Referring to FIGS. 1A and 1B, this embodiment provides a fully flexible multi-point 3D pressure sensing device. This embodiment differs from Embodiment I in that, the force-sensitive component 1 is made from an electrically conductive hydrogel (such as a hydrogel rich in NaCl), or may be composed of other electrically conductive liquids rich in conductive ions (such as sodium ions, potassium ions, etc.) encapsulated within a silicone rubber plate (with silicone rubber used as a container for the liquid) or formed from liquid metal (such as gallium-indium alloy). Due to the good fluidity of these materials (such as liquid metals) or their very small elastic modulus (for example, electrically conductive hydrogels), they can be very sensitive to very small pressures. When external 3D transmission components 2 (preferably protruding structures made of similar types of hydrogels without electrically conductive materials or silicone protruding structures) are arranged, real-time measurement of weak 3D pressure can be achieved, providing the magnitude and direction of the pressure at each force point.

Embodiment V

The embodiments described above are all solid structures. Instead, non-solid materials can also be used. Referring to FIGS. 1A and 1B, Embodiment V provides a force-sensitive component 1 constructed from an open-cell sponge sheet layer, in which multi-armed carbon nanotubes are deposited inside the sponge sheet layer, thus endowing the sponge sheet layer with a piezoresistive effect. A surface of the sponge sheet layer also features hemispherical 3D structures formed by foaming, serving as the 3D transmission components 2, as seen in the cross-section of FIG. 1B. Finally, the electrodes 3 are arranged on the periphery of the sponge, and after connecting the wires, real-time measurement of multi-point 3D micro pressure can be achieved using the electrical impedance tomography method.

Besides using foam sponge technology to fill carbon-based electrically conductive nanoparticles, it is also possible to prepare piezoresistive materials with 3D force transmission structures for electrical impedance tomography-enabled 3D pressure sensing devices through methods such as 3D printing.
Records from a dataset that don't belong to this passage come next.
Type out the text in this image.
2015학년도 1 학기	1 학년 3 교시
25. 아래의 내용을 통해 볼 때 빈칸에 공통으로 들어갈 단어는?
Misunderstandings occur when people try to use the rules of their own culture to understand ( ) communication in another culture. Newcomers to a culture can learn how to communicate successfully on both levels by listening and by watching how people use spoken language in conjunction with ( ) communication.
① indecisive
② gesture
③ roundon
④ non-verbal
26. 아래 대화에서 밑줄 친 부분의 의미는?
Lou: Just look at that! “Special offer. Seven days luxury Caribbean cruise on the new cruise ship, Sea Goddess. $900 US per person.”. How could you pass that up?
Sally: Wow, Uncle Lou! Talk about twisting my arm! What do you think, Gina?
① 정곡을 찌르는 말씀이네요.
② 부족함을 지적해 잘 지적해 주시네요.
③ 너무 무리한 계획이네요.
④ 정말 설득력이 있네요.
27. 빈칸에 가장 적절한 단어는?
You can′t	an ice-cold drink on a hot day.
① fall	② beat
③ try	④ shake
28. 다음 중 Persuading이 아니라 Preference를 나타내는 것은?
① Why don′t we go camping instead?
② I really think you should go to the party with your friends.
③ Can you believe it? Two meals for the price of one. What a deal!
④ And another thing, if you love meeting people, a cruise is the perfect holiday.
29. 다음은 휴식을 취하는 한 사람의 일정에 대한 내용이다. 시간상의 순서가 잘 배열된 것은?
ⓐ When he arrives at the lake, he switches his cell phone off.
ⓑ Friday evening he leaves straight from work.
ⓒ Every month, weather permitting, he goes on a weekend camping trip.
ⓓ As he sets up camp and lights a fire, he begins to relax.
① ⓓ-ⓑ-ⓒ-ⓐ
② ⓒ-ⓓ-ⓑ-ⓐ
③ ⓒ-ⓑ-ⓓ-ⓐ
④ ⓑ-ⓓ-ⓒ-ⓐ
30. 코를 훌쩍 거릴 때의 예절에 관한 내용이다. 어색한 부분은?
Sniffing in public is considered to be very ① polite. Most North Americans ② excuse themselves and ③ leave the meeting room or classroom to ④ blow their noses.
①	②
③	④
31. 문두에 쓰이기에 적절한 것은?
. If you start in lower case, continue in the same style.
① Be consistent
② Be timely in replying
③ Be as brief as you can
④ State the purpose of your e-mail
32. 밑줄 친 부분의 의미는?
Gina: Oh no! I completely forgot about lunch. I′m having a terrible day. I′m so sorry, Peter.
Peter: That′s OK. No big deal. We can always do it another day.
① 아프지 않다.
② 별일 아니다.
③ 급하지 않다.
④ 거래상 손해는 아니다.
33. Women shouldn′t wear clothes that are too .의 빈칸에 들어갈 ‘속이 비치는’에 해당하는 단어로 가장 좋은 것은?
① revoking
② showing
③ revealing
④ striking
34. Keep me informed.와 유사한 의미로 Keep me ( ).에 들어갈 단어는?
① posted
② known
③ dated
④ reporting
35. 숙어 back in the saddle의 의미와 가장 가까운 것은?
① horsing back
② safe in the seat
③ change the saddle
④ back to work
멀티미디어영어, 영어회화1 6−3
Based on this, compared to the existing technology, the flexible 3D pressure sensing device of the present disclosure has at least the following beneficial effects:

(1) 3D force: The present disclosure is capable of achieving multifunctional detection of the touch position, the magnitude and direction of the pressure at each touch position, as well as the overall morphology inferred from contact pressure, greatly enhancing the sensing capability of the sensor. In particular, the sensing of 3D forces can provide richer information compared to the sensing of pure normal pressure.

(2) Simple structure and process: Compared with the pressure sensor matrix, the present disclosure adopts an integrated structure, eliminating the need for complex internal microstructures and wiring, thereby reducing manufacturing difficulty and costs.

(3) Flexible and stretchable: The sensor materials are low-cost and flexible, possessing inherent flexibility and stretchability without the use of stretchable wires. It can easily conform to surfaces of diverse irregular 3D objects to reach integrated tactile sensing and full-field coverage, thereby enhancing the applicability and practicality of the sensor.

(4) Textile characteristics: When a flexible 3D force sensing device is made of textile materials, it also possesses various advantages of textiles and garment products, including being skin-friendly, comfortable, breathable, porous, lightweight, machine washable, dryable, etc., thus allowing for perfect integration with various textiles and garment products.

The above is a detailed description of some implementations of the present disclosure, but the present disclosure is not limited to the above-mentioned embodiments. Those of ordinary skill in the art can also make various equivalent modifications or replacements without departing from the gist of the present disclosure, and these equivalent modifications or replacements are all included in the scope defined by the claims of the present disclosure.